Clinical and genetic features of Gitelman syndrome patients with hyperuricemia
Clinical and genetic features of Gitelman syndrome patients with hyperuricemia

Clinical and genetic features of Gitelman syndrome patients with hyperuricemia

Clin Kidney J. 2025 Oct 23;18(12):sfaf311. doi: 10.1093/ckj/sfaf311. eCollection 2025 Dec.

ABSTRACT

BACKGROUND: Gitelman syndrome (GS) is a rare inherited salt-losing tubulopathy caused by dysfunction of the thiazide-sensitive sodium-chloride cotransporter (NCC). Hyperuricemia is frequently observed in patients with GS, yet its risk factors and associations with GS remain unclear. This study aimed to investigate the percentage, clinical characteristics, and genetic mechanisms in GS patients with hyperuricemia.
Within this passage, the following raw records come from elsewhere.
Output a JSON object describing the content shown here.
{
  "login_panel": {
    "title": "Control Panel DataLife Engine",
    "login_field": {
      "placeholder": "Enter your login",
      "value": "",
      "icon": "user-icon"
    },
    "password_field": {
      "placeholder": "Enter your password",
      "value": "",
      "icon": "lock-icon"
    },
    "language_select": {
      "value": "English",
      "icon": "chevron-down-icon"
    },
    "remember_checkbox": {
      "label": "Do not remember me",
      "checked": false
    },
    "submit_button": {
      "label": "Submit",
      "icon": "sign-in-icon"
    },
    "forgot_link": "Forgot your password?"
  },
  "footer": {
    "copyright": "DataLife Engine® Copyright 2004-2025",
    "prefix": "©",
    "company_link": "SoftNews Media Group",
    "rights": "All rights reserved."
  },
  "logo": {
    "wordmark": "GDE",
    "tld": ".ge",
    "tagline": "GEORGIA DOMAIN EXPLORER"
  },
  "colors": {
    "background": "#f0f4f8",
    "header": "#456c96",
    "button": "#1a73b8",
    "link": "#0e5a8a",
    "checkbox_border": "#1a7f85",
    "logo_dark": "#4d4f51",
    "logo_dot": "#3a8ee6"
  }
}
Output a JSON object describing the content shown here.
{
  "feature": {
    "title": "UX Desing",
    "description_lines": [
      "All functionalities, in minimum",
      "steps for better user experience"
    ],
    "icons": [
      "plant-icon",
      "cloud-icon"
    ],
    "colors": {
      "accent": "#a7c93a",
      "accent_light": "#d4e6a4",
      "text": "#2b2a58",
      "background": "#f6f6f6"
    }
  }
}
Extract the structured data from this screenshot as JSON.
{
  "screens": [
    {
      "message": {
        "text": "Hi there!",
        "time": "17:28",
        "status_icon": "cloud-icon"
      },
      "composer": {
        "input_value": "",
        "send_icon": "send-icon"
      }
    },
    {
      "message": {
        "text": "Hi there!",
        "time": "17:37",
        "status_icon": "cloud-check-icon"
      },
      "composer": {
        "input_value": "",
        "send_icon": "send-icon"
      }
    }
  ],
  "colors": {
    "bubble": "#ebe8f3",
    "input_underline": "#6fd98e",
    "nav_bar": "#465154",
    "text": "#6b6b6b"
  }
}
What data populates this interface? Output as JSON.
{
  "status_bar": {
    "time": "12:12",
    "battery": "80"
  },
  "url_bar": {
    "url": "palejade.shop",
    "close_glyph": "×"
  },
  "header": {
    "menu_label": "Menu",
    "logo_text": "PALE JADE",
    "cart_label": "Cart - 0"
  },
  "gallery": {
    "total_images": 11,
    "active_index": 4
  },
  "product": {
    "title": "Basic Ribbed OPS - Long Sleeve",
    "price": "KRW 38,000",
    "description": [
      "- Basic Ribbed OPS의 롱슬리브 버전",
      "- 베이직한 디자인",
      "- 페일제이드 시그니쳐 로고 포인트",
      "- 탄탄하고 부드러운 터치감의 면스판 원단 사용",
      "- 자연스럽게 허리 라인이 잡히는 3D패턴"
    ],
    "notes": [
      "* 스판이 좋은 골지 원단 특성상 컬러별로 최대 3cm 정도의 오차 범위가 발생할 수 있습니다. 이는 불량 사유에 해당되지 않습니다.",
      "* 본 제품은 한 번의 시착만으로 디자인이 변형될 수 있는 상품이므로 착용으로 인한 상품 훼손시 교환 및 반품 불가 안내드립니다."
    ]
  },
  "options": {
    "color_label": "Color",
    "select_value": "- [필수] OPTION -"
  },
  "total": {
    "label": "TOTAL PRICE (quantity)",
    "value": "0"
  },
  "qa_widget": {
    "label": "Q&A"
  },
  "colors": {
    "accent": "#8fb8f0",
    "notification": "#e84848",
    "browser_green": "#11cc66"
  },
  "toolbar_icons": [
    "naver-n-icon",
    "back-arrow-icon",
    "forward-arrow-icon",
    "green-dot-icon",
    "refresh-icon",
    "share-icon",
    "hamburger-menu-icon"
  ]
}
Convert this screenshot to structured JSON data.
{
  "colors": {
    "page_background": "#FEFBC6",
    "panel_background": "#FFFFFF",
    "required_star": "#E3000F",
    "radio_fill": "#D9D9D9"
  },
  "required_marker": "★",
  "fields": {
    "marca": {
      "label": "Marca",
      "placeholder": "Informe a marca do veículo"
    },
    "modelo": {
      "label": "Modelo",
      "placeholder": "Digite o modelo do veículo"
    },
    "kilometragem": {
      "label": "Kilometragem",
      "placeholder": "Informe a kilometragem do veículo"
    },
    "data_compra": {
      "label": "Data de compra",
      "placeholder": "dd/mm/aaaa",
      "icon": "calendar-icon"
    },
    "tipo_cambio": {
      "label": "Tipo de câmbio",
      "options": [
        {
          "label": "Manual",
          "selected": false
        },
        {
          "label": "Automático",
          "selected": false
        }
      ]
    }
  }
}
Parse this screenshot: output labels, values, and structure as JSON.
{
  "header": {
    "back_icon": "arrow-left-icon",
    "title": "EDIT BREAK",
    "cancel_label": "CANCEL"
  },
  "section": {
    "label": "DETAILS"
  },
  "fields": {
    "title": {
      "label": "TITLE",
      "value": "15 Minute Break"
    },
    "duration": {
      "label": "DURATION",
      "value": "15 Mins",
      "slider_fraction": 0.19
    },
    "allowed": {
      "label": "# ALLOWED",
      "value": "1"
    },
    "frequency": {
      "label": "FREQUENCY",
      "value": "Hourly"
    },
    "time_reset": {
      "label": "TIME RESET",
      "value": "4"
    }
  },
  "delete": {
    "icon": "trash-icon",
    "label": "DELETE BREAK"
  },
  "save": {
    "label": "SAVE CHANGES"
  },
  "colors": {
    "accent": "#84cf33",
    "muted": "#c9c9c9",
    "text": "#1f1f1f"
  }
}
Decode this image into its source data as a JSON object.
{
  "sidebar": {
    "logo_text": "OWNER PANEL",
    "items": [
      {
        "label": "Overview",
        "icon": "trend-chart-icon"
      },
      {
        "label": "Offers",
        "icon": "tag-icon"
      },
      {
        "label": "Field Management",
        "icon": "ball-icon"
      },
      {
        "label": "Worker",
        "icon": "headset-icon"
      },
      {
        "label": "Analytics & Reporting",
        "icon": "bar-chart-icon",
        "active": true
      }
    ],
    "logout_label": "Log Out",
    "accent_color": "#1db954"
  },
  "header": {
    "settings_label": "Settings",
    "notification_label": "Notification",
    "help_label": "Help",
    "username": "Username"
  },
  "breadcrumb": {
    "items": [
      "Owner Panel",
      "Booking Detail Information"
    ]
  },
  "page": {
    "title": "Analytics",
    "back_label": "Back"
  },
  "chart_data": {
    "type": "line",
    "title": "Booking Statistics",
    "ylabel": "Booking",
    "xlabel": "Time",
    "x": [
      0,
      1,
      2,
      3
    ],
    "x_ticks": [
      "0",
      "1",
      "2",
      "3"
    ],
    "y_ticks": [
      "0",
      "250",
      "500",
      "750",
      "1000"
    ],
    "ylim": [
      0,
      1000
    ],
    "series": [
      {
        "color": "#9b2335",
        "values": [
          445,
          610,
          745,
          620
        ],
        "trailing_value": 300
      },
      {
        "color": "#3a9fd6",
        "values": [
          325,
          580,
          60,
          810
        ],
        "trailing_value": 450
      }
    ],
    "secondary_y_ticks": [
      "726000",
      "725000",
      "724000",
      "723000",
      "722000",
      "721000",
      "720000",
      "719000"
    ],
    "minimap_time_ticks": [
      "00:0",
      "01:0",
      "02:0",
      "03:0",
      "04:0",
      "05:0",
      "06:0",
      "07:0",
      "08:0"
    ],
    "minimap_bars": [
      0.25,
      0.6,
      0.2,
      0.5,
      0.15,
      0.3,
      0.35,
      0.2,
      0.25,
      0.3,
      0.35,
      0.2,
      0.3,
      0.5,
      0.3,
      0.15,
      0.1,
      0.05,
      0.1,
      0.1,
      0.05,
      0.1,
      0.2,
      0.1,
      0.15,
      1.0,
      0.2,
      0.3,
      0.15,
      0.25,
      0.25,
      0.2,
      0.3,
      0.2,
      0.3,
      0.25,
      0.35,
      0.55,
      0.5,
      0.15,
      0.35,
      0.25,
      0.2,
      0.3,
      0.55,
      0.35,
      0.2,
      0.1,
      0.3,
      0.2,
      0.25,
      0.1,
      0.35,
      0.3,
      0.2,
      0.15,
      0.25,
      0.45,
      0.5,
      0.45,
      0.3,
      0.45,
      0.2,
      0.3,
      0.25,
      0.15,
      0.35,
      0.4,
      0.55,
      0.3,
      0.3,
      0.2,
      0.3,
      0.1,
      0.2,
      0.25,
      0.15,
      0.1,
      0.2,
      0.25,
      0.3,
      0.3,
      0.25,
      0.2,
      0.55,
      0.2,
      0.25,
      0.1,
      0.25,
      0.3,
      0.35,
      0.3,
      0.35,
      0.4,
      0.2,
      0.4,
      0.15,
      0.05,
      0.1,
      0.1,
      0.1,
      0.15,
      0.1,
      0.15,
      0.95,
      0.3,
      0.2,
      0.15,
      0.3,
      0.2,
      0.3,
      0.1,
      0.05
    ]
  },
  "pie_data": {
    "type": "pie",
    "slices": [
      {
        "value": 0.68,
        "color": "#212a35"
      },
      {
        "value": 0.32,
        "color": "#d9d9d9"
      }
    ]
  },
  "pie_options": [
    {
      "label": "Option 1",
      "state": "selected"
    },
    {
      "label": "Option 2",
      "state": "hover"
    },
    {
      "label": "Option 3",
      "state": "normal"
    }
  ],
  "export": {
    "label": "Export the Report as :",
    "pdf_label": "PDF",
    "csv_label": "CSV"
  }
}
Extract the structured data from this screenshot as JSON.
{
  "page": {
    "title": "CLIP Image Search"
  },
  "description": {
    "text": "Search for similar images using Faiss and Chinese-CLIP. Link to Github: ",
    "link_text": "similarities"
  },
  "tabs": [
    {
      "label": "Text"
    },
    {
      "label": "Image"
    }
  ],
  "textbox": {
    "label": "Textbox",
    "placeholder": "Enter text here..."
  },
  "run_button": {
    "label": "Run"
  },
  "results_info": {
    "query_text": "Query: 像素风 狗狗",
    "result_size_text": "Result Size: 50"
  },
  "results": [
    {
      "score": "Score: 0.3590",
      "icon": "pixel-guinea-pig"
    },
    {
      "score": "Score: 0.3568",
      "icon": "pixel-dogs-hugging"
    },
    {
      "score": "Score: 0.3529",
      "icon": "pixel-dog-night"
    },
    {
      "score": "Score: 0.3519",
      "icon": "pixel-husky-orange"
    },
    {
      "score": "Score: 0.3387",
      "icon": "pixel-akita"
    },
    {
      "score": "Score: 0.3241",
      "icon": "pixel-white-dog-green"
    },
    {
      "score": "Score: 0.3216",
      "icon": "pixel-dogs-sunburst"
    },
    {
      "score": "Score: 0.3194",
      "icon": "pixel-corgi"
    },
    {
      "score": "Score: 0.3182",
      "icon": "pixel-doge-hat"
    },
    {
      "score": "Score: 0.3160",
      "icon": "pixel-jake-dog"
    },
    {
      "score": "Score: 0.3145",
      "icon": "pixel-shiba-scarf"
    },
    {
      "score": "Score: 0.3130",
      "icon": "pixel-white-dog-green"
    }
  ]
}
METHODS: We reanalyzed the GS cohort at Peking Union Medical College Hospital, investigated the baseline clinical, laboratory, and genetic data of GS patients, and utilized the Illumina Human Asian Screening Array-24+v1.0 gene chip and IMPUTE2 for single nucleotide polymorphism (SNP) analysis.

RESULTS: The average serum uric acid of 132 GS patients was 352.3 ± 96.9 μmol/l (5.9 ± 1.6 mg/dl), with 21.2% hyperuricemia [mean 486.1 μmol/l (8.2 mg/dl)] and two cases of gout. The GS patients with hyperuricemia had higher body mass index (BMI) (24.3 ± 3.9 vs 21.7 ± 3.5 kg/m2, P = .001), lower fractional excretion of uric acid (FEUA) (median 4.22% vs 6.17%, P < .001), and urinary calcium/creatinine ratio (0.05 vs 0.12 mmol/mmol, P = .004). In GS patients with or without hyperuricemia, the impairment of NCC function indicated by the value of increase of chloride excretion fraction (△FECl) in the hydrochlorothiazide test was median 0.49% vs 0.82% (P = .10). We focused on the SLC12A3 genotype and 33 SNPs linked to uric acid levels and found no significant genetic differences between patients with or without hyperuricemia.

CONCLUSIONS: Hyperuricemia is common in patients with GS in China, associated with elevated BMI and potentially more severe NCC dysfunction.